Nevertheless we do have the outlines of his research design (from 1910) and it rings eerily true to the conditions of the press today. How could this be? Newspapers, then and now, are capitalist enterprises and therefore subject to the pressures of rationalization. Newspapers have to embrace advances in technology, and mass readerships have to be assessed in terms of their buying habits. Journalists are a profession, but one caught between the profit-seeking of newspaper owners and the standards of good journalism. Weber noted tartly that the public judges all journalists according to the standards of the lowest. In today’s phone-hacking scandal all journalists are likewise judged by the antics of the tabloid journalists and their profit-seeking proprietors.
Weber went further and asked how the average reader is shaped by the current daily fare of news – how it is presented, how it is diluted by features and trivia, and how it is affected by the needs of advertisers. Today that is equally the case as expanding digital media with new content and the exploitation of the momentary now are transforming readerships and how they form their opinions and attitudes.

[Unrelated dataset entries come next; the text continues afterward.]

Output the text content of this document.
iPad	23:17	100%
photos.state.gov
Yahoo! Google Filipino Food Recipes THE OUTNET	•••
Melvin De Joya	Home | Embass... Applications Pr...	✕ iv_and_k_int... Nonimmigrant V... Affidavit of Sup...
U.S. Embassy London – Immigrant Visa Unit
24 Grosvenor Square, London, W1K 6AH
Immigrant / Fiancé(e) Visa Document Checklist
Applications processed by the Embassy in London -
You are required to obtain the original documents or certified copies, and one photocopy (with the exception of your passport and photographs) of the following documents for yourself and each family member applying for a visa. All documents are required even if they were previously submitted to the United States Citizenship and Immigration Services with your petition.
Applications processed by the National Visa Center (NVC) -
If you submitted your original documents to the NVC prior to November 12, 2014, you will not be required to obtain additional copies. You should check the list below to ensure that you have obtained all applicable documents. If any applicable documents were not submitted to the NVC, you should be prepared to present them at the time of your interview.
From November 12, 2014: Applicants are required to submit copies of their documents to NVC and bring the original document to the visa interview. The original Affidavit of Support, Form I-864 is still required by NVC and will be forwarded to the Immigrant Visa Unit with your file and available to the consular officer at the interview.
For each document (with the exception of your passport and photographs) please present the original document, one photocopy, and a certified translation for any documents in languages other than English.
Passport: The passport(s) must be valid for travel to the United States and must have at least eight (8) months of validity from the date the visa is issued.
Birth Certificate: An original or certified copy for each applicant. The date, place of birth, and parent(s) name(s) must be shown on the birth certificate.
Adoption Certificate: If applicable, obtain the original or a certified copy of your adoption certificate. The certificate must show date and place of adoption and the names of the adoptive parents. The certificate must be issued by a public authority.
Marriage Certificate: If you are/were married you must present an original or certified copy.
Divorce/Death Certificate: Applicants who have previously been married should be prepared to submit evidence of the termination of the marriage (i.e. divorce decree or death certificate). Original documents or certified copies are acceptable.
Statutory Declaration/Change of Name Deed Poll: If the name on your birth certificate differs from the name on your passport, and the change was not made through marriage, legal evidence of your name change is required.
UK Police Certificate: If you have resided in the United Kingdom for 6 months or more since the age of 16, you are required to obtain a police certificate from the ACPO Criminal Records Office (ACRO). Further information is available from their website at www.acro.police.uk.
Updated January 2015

13.2 is a special edition on the press, edited by Isabelle Darmon (Edinburgh) and Carlos Frade (Salford). It is the result of a seminar held by the Max Weber Study Group of the British Sociological Association in its series ‘Thinking the Present with Max Weber’. Gilles Bastin (Sciences-Po Grenoble), Aeron Davis (Goldsmiths College), Roger Dickinson (University of Leicester) and Siegfried Weischenberg (University of Hamburg) provide fresh insights on the current dynamics of the press as well as the possibilities for renewal of the terms of the analysis – in the sociology of the media and journalism and in communication studies.